5.4 Derde klachtonderdeel
Uit hetgeen is overwogen bij de vorige klachtonderdelen volgt dat er voor het College geen aanknopingspunt aanwezig is om klaagster te volgen in haar stelling dat verweersters verslaglegging onjuist dan wel onvolledig zou zijn geweest. Dit leidt tot de conclusie dat ook het derde klachtonderdeel geen doel treft.
6. Slotsom
De klacht zal in al zijn onderdelen ongegrond worden verklaard.
7. Beslissing
Het Regionaal Tuchtcollege voor de Gezondheidszorg te Groningen:
verklaart de klacht in al zijn onderdelen ongegrond en wijst deze af.
Aldus gegeven door:
prof. mr. L. Timmerman, voorzitter,
mr. dr. L. Groefsema, lid-jurist,
drs. J. Mulder, lid-verpleegkundige,
drs. J. Tiersma, lid-verpleegkundige,
K.C. Timm-van Ruitenburg, lid-verpleegkundige,
bijgestaan door mr. L.C. Commandeur, secretaris,
en in het openbaar uitgesproken op 27 januari 2015 door mr. J.G.W. Lootsma-Oude Nijeweme, voorzitter, in tegenwoordigheid van voornoemde secretaris.

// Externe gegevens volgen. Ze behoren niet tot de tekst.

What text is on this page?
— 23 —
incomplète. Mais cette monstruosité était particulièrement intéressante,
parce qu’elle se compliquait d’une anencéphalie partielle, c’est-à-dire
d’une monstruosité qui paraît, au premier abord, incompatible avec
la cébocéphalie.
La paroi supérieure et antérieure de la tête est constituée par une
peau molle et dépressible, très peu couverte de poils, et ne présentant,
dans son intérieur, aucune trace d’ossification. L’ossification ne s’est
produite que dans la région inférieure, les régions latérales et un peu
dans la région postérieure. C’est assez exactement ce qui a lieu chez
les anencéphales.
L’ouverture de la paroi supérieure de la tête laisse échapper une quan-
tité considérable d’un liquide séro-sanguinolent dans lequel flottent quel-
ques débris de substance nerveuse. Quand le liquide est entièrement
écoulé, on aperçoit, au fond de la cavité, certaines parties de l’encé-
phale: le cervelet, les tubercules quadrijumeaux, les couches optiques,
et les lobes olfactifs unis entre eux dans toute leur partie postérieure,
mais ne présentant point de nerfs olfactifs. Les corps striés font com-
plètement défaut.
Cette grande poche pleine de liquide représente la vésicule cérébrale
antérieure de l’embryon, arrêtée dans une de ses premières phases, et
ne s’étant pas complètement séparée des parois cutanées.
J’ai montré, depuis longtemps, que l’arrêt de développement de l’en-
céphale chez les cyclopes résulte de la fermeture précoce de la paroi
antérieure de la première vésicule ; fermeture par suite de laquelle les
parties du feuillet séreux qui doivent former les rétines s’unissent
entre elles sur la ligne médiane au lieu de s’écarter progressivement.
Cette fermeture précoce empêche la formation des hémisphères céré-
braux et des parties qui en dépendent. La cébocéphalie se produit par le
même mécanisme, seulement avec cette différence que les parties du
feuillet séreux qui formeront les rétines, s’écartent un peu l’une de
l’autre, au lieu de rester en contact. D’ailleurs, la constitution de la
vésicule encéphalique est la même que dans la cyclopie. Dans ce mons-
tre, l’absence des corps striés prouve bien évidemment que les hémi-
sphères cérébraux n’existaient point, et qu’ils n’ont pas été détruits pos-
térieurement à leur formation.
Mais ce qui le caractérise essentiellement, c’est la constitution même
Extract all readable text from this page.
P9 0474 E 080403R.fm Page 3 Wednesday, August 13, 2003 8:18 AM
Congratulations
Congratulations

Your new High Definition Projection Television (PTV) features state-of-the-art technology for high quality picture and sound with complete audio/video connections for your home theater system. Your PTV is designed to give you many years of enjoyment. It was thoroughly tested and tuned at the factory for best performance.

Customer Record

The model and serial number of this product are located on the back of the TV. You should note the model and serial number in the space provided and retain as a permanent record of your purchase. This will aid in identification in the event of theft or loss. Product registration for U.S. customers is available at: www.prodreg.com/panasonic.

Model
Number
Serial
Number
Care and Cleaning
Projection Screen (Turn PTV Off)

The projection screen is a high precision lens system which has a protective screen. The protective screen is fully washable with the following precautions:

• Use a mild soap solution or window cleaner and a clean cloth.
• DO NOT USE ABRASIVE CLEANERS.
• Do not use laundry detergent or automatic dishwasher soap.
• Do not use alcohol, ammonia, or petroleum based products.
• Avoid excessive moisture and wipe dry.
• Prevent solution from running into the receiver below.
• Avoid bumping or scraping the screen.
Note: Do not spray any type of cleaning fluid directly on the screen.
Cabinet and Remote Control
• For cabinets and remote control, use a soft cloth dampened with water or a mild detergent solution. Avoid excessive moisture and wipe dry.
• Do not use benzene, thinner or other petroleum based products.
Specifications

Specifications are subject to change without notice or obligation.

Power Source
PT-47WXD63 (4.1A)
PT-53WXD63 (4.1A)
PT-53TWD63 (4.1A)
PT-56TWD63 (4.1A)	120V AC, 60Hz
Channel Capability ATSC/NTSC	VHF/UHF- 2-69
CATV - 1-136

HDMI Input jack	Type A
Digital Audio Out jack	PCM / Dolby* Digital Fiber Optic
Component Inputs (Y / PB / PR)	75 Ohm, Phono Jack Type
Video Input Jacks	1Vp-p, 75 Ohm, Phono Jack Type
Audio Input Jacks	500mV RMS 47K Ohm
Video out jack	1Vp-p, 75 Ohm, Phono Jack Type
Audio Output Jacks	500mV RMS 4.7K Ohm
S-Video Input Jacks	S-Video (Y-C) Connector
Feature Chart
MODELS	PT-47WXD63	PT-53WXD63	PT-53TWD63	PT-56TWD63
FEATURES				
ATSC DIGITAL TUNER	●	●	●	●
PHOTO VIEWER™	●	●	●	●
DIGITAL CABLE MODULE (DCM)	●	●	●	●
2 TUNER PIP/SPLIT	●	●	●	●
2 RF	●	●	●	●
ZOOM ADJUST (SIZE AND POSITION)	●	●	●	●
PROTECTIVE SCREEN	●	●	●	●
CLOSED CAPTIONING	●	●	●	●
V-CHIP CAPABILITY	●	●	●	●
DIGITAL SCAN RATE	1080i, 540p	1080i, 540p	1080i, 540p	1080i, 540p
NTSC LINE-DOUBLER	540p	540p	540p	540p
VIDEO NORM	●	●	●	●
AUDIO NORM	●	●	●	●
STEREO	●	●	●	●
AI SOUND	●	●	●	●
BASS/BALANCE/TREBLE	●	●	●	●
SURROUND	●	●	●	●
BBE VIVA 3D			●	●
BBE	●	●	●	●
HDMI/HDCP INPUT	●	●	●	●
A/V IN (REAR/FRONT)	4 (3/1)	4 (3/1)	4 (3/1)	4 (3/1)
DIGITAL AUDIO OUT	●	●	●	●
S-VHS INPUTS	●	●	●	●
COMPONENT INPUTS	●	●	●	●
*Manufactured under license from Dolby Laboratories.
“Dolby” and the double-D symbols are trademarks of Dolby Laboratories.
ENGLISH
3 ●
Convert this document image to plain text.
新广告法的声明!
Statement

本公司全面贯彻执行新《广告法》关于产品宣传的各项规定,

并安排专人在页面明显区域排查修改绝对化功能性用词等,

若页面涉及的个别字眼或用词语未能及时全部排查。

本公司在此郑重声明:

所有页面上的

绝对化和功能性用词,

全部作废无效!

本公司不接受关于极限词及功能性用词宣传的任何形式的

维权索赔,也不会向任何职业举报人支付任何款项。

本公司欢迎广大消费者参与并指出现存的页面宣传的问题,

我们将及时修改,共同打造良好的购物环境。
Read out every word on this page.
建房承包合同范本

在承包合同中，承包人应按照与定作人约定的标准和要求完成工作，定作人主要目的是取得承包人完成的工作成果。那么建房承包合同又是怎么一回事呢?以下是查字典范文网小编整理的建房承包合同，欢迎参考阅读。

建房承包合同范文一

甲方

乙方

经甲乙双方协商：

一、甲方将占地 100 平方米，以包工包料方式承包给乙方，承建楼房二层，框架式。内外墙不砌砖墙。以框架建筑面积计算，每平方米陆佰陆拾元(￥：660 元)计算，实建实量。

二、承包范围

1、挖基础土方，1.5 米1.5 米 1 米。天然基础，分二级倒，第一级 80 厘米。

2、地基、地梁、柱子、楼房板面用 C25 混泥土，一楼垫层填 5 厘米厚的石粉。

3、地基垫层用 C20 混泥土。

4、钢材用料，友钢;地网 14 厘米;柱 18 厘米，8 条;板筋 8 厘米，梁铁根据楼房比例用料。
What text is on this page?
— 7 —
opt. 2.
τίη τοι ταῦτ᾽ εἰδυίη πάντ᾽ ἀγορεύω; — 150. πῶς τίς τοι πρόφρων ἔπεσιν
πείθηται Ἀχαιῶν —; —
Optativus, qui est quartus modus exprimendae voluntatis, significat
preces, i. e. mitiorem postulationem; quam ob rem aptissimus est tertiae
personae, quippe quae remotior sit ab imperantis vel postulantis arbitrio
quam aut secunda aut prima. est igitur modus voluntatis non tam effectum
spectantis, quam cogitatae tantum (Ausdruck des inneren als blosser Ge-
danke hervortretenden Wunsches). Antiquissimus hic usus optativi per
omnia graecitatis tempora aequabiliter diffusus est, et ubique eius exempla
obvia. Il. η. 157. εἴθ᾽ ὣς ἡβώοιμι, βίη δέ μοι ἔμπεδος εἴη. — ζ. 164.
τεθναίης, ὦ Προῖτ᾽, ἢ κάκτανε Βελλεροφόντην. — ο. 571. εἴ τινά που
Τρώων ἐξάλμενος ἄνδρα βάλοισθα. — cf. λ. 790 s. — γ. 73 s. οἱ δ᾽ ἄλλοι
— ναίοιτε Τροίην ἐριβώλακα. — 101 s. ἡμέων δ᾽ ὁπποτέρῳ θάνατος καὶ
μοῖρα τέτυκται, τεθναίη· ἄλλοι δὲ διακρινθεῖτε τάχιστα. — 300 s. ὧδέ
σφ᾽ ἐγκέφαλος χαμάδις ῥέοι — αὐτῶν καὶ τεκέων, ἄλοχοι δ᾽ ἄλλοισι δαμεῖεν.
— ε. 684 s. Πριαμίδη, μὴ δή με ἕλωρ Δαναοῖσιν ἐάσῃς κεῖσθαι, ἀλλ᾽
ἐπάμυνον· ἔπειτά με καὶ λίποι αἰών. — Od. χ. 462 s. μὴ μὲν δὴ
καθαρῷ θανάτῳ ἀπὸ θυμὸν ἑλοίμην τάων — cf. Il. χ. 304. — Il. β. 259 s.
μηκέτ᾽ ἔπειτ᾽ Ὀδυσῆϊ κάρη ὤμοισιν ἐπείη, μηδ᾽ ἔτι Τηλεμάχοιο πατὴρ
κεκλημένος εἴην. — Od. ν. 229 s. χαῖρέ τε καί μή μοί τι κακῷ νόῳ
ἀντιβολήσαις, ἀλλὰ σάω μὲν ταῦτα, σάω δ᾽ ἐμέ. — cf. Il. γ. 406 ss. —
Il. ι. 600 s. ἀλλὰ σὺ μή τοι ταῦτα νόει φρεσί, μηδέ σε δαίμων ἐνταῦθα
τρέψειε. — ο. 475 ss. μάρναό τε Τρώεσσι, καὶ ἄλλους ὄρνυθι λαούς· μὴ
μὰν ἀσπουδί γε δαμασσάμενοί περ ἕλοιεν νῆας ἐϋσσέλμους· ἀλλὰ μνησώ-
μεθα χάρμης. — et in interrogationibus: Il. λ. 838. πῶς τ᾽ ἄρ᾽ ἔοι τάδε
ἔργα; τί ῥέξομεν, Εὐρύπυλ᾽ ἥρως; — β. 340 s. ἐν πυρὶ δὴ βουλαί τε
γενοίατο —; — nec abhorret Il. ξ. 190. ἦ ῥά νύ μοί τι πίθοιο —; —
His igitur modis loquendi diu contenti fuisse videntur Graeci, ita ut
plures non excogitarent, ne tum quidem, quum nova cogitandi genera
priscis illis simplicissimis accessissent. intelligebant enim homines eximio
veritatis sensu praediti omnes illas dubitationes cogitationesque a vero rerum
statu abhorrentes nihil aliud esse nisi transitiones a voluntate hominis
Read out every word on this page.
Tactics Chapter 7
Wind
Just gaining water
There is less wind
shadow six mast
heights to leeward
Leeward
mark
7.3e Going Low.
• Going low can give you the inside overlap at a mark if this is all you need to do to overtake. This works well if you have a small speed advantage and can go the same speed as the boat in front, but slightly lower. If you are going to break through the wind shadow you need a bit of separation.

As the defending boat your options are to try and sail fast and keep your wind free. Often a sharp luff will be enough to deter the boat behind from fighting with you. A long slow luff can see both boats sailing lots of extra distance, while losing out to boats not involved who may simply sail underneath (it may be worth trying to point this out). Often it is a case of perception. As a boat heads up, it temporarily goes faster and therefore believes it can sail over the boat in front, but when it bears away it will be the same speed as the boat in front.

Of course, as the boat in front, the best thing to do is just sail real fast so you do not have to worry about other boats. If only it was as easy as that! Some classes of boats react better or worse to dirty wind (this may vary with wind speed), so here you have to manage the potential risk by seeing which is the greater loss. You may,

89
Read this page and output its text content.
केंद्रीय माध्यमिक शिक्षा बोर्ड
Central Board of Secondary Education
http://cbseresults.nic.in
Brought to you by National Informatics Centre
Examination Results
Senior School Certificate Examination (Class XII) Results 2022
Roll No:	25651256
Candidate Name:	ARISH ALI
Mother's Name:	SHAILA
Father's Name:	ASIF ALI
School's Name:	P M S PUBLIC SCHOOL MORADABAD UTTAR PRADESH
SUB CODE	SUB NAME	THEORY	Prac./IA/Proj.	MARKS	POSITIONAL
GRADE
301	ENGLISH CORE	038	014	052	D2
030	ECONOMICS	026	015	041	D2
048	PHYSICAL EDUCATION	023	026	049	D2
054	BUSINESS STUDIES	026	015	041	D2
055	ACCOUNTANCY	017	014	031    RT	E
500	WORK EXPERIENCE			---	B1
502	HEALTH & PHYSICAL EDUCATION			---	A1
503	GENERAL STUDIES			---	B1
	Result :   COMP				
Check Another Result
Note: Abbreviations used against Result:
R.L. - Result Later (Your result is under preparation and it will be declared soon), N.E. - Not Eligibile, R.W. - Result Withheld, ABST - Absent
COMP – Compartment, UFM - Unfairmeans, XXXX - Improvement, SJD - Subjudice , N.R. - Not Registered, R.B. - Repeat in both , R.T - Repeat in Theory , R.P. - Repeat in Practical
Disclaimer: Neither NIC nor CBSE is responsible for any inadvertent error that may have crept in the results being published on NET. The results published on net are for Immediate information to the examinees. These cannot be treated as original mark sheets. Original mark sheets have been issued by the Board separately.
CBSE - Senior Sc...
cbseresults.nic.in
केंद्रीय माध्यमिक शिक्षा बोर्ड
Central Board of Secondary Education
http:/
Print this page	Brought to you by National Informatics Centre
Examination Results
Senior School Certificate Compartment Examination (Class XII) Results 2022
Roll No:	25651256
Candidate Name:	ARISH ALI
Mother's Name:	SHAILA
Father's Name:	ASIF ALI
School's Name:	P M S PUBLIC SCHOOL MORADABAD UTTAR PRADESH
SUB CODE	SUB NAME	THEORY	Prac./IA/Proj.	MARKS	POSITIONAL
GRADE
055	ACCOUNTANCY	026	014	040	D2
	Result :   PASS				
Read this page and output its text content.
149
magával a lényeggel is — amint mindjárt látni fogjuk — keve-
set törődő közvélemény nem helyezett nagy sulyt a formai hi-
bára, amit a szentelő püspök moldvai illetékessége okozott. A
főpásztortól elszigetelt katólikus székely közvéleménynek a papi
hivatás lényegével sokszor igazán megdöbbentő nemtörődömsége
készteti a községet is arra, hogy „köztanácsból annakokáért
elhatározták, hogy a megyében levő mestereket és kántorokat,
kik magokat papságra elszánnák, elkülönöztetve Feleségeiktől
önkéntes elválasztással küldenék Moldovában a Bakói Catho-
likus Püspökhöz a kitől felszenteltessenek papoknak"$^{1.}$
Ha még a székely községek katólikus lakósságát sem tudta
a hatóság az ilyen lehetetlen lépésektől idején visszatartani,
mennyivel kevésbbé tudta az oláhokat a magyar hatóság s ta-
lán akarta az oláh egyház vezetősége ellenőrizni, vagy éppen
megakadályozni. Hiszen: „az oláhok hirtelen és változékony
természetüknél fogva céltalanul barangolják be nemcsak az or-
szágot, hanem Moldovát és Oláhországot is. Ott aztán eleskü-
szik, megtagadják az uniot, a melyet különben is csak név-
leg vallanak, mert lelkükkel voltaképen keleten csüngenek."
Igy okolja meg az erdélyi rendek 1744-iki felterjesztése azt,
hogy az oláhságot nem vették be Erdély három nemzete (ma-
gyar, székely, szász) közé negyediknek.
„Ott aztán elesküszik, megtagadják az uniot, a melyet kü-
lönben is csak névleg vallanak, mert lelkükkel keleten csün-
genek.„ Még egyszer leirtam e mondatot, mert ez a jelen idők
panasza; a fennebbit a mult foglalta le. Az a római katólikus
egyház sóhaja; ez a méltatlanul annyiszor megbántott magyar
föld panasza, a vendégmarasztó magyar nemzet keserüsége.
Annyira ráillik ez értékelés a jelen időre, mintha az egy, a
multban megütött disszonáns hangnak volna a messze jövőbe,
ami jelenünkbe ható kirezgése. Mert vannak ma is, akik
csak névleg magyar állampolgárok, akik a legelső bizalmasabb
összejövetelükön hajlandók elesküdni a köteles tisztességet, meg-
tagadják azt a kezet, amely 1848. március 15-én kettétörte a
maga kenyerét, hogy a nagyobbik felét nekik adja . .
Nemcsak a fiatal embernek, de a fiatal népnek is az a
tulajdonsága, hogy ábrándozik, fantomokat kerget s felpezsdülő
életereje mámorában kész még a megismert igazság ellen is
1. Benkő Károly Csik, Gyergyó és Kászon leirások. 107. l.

De secretaris: De voorzitter:
Tegen deze beslissing kan binnen zes weken na de dag van verzending van het afschrift ervan schriftelijk hoger beroep worden ingesteld bij het Centrale Tuchtcollege voor de Gezondheidszorg door: a. de klager en/of klaagster, voor zover de klacht is afgewezen, of voor zover hij/zij niet-ontvankelijk is verklaard; b. degene over wie is geklaagd; c. de hoofdinspecteur of de regionale inspecteur van de volksgezondheid, wie de aangelegenheid uit hoofde van de hun toevertrouwde belangen aangaat. Het tot het Centrale Tuchtcollege voor de Gezondheidszorg gerichte beroepschrift wordt ingezonden bij de secretaris van het Regionaal Tuchtcollege voor de Gezondheidszorg te Groningen, door wie het binnen de beroepstermijn moet zijn ontvangen.